Now, Blogger has a native system for allowing embedding of images in blog posts, with the images winding up on Google's servers. I never used it mostly out of inertia. I had had a bunch of photos up on Photobucket, and knew how to use it to embed images, so when I started the blog it was easy to just keep using Photobucket. Lots of people have such online inertia, I think. And it's not as if this low-traffic blog was anywhere near a bandwidth violation. Nine years and I think I'm at about 2% of storage capacity. I had even created a template to make the various alignment of photos in threads easier. I should still be able to use the templates; it's just that the URLs for any photos I post are going to change from something with a photobucket domain to something with a blogspot (I think) domain. (The Thursday Movie Picks posts are hotlinking to Wandering Through the Shelves' image which is already on Blogspot which is why those still show up. I figure since we're both on Blogger/Blogspot that hotlinking shouldn't be an issue.)

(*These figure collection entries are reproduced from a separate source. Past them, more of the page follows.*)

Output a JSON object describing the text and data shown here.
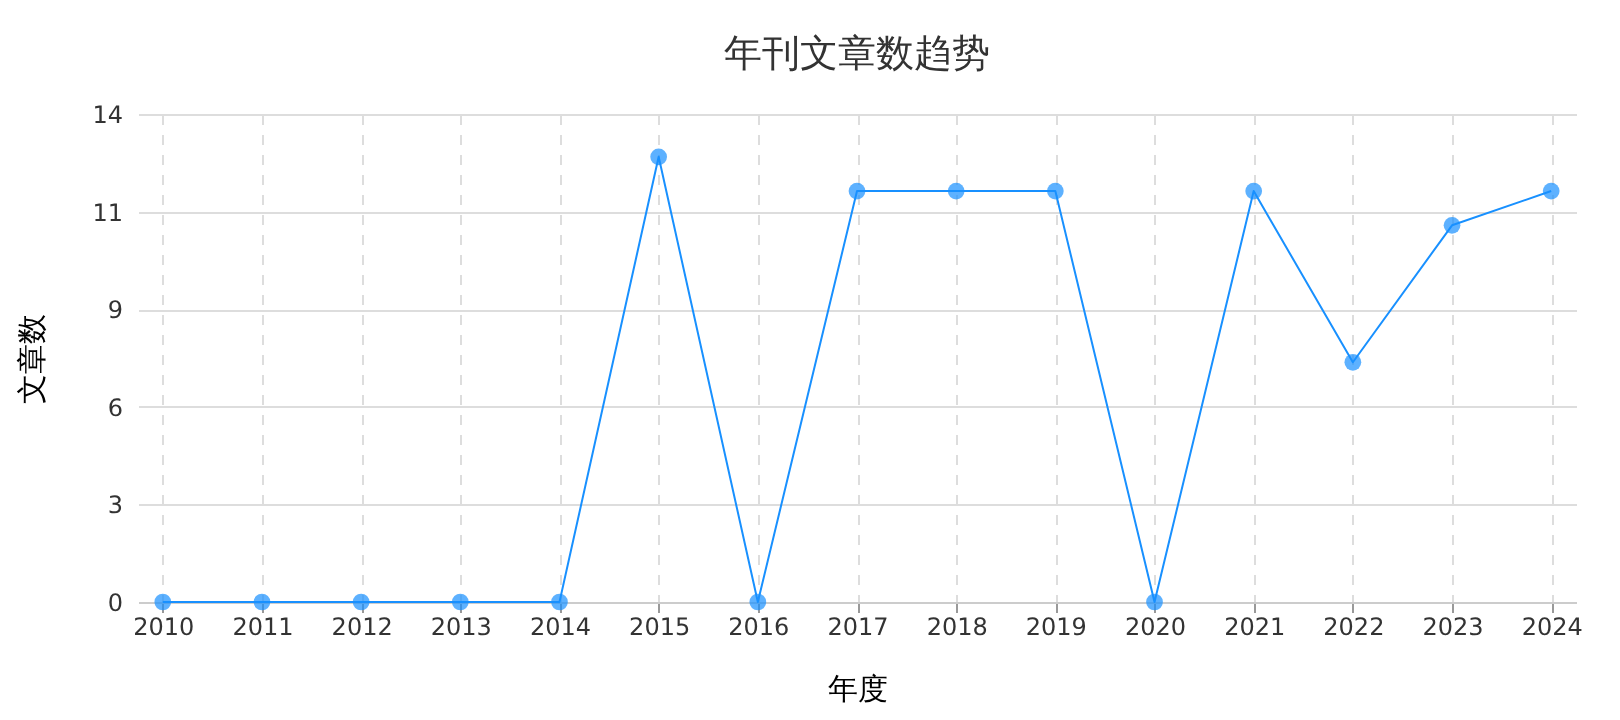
{
  "chart_data": {
    "type": "line",
    "title": "年刊文章数趋势",
    "xlabel": "年度",
    "ylabel": "文章数",
    "categories": [
      "2010",
      "2011",
      "2012",
      "2013",
      "2014",
      "2015",
      "2016",
      "2017",
      "2018",
      "2019",
      "2020",
      "2021",
      "2022",
      "2023",
      "2024"
    ],
    "series": [
      {
        "color": "#1890ff",
        "values": [
          0,
          0,
          0,
          0,
          0,
          13,
          0,
          12,
          12,
          12,
          0,
          12,
          7,
          11,
          12
        ]
      }
    ],
    "ylim": [
      0,
      14.25
    ],
    "yticks": [
      0,
      {
        "value": 2.85,
        "label": "3"
      },
      {
        "value": 5.7,
        "label": "6"
      },
      {
        "value": 8.55,
        "label": "9"
      },
      {
        "value": 11.4,
        "label": "11"
      },
      {
        "value": 14.25,
        "label": "14"
      }
    ],
    "grid": true,
    "marker": "circle",
    "line_style": "solid"
  }
}
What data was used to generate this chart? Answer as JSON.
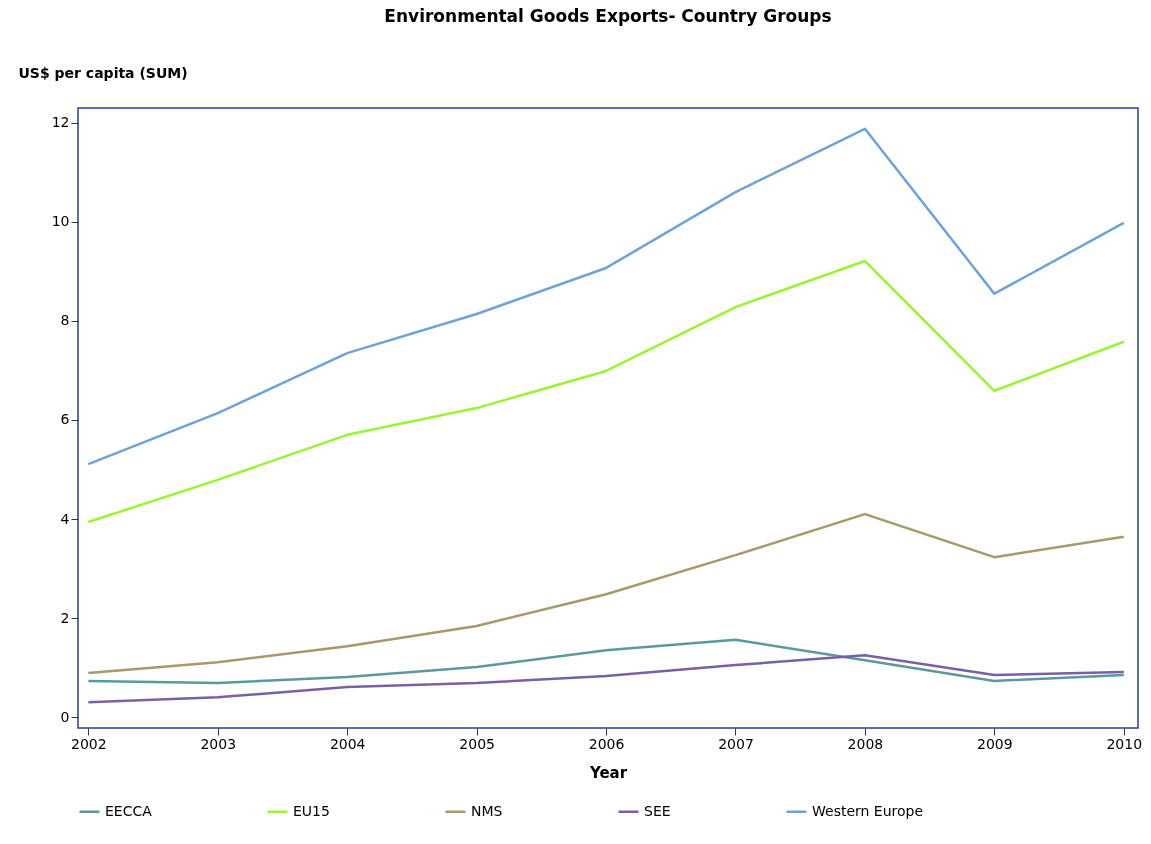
{
  "chart_data": {
    "type": "line",
    "title": "Environmental Goods Exports- Country Groups",
    "xlabel": "Year",
    "ylabel": "US$ per capita (SUM)",
    "x": [
      2002,
      2003,
      2004,
      2005,
      2006,
      2007,
      2008,
      2009,
      2010
    ],
    "xlim": [
      2001.92,
      2010.11
    ],
    "xticks": [
      2002,
      2003,
      2004,
      2005,
      2006,
      2007,
      2008,
      2009,
      2010
    ],
    "ylim": [
      -0.22,
      12.3
    ],
    "yticks": [
      0,
      2,
      4,
      6,
      8,
      10,
      12
    ],
    "grid": false,
    "legend": "bottom",
    "marker": "none",
    "line_style": "solid",
    "series": [
      {
        "name": "EECCA",
        "color": "#5b9a9a",
        "values": [
          0.73,
          0.69,
          0.81,
          1.01,
          1.35,
          1.56,
          1.15,
          0.73,
          0.85
        ]
      },
      {
        "name": "EU15",
        "color": "#99f433",
        "values": [
          3.94,
          4.79,
          5.7,
          6.24,
          6.99,
          8.28,
          9.21,
          6.59,
          7.58
        ]
      },
      {
        "name": "NMS",
        "color": "#a8986a",
        "values": [
          0.89,
          1.11,
          1.43,
          1.84,
          2.48,
          3.27,
          4.1,
          3.23,
          3.64
        ]
      },
      {
        "name": "SEE",
        "color": "#7a5fa8",
        "values": [
          0.3,
          0.4,
          0.61,
          0.69,
          0.83,
          1.05,
          1.25,
          0.85,
          0.91
        ]
      },
      {
        "name": "Western Europe",
        "color": "#6fa3d8",
        "values": [
          5.11,
          6.14,
          7.35,
          8.14,
          9.07,
          10.6,
          11.88,
          8.55,
          9.98
        ]
      }
    ]
  }
}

It's more that it's going to take some time to figure out how to do everything efficiently for me. And then there's the issue of unbreaking all those old posts that have photos in them. I don't know if that's ever going to happen. Ironically, just yesterday I got around to listening to a months-old interview on Radio New Zealand titled Losing our digital memory about issues like this. The MP3 file which is about 22MB and 22min, is here. It's not movie related, but it is related to this.